The special case of Cauchy distribution is right on the boundary where the law of large numbers stops working, because here, the width parameter of the distribution scales linearly in N. I bring it up, because if you look at the absolute value of the $\gamma$ distribution, it is
$${1\over \gamma^2 + c^2}$$
This is the Cauchy case. If you were adding together $\gamma$s, they wouldn't obey the law of large numbers, as the positive case Cauchy distribution is on the border of obeying it.
But for your case, you are adding together the quantities $1\over \gamma +i c $, which transforms the Cauchy-like variable $\gamma$ into a variable with finite mean and variance.

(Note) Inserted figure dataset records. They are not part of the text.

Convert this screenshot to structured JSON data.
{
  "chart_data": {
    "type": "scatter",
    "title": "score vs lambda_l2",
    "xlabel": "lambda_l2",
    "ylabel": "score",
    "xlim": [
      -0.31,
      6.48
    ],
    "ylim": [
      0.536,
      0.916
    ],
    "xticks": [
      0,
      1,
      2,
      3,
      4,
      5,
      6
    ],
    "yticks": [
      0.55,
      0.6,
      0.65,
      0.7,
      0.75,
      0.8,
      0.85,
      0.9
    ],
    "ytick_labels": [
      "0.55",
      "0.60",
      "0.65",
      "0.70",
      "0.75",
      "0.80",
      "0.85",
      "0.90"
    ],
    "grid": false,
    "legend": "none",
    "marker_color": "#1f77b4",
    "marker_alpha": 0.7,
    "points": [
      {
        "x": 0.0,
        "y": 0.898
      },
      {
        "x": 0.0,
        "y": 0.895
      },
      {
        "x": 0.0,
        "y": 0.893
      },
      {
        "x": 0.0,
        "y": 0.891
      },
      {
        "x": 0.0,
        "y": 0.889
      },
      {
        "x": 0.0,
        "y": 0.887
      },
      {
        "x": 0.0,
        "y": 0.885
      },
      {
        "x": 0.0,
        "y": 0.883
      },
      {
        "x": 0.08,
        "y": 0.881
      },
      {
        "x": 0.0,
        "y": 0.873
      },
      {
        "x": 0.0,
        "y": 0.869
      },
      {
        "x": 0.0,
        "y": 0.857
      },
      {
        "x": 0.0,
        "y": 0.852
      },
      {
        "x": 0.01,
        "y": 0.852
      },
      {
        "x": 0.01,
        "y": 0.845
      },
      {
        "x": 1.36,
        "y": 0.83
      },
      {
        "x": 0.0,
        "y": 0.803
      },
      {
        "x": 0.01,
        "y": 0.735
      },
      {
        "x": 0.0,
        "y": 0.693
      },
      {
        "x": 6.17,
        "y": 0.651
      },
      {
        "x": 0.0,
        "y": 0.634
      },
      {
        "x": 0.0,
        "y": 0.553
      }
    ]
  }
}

This means the result will be a standard Gaussian central limit type thing, and you can just find the mean and variance.
These types of limit arguments are common in Polyakov, and I go through each one justifying it quickly mentally like this. The main way in which this appears in the physics is when you substitute the classical value for a variable with no derivative terms in a path integral. Each position value is fluctuating, but the integral over a region, or the average value of the variable, is by the minimum action location. The justiication for this is through the rigamarole above, but you can't always go through all the steps, so you use your gut.
To justify this stuff is much easier than justifying path-integrals.